Friday, January 2, 2015

Roadmap for Pakistan's military courts

The News International has a lengthy article advising when Pakistan's military courts legislative package will be passed by the two houses of Parliament. The most interesting part is this description of the legislative strategy:
Through the constitutional amendment, four laws including the Pakistan Army Act, Pakistan Navy Act, Pakistan Air Force Act and Pakistan Protection Act will be included in the First Schedule of the Constitution. Any law included in the First Schedule of the Constitution stands exempted from the operation of Article 8 of the Constitution.

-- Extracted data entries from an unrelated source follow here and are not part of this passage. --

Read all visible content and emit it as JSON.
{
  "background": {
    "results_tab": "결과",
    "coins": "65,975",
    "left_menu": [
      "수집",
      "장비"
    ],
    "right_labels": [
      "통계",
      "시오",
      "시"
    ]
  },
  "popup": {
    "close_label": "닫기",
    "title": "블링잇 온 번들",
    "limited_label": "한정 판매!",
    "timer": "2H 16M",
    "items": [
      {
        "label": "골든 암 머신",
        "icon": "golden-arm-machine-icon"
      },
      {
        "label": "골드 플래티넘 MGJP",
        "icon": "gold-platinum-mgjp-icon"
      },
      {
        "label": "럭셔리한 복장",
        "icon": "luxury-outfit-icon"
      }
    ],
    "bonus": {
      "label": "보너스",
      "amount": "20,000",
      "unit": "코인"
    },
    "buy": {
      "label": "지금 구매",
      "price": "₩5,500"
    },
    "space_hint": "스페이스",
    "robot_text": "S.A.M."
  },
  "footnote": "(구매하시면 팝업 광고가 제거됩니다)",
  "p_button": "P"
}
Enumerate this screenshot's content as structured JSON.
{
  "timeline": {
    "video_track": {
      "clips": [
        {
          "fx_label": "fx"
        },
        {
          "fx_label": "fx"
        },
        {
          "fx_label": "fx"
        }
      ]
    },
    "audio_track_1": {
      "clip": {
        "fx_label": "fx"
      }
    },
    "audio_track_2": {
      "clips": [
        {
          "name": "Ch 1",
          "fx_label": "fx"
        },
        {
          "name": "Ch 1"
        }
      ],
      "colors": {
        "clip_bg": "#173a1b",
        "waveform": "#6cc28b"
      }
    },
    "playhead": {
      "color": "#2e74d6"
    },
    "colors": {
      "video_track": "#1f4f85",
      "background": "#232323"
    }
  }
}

The Article 8 of the Constitution reads as: “8. Laws inconsistent with or in derogation of fundamental rights to be void. (1) Any law, or any custom or usage having the force of law, in so far as it is inconsistent with the rights conferred by this Chapter, shall, to the extent of such inconsistency, be void. (2) The state shall not make any law, which takes away or abridges the rights so conferred and any law made in contravention of this clause shall, to the extent of such contravention, be void. (3) The provisions of this article shall not apply to: (a) any law relating to members of the armed forces, or of the police or of such other forces as are charged with the maintenance of public order, for the purpose of ensuring the proper discharge of their duties or the maintenance of discipline among them; or (b) any of the: (i) laws specified in the First Schedule as in force immediately before the commencing day or as amended by any of the laws specified in that Schedule; (ii) other laws specified in Part I of the First Schedule; and no such law nor any provision thereof shall be void on the ground that such law or provision is inconsistent with, or repugnant to, any provision of this Chapter. (4) Notwithstanding anything contained in paragraph (b) of clause (3), within a period of two years from the commencing day, the appropriate legislature shall bring the laws specified in [Part II of the First Schedule] into conformity with the rights conferred by this Chapter; (4) Provided that the appropriate legislature may by resolution extend the said period of two years by a period not exceeding six months. Explanation: If in respect of any law [Majlis-e-Shoora (Parliament)] is the appropriate legislature, such resolution shall be a resolution of the National Assembly; (5) The rights conferred by this Chapter shall not be suspended except as expressly provided by the Constitution.”
Instead of making a new law or introducing a constitutional amendment that would talk about the setting up of special courts led by army officers, the legal way out as agreed to is to simply add, in the Schedule of Offences of the Army Act, the most grievous and gruesome offences mentioned in the Anti-Terrorist Act and the Pakistan Protection Act.
With the addition of such offences in the Army Act, the military, through its internal military court system, will try religious and sectarian terrorists involved in waging a war against the state. However, in all such offences it would be the authority of the federal government to decide as to who would be tried by the military courts. The army, on its own, can’t pick up any civilian for trial in the military courts.
In other words, these will be normal military courts trying civilians but the charging decisions will be made by civilian authorities. Will this "legal way out" survive review in the Supreme Court of Pakistan? Should it?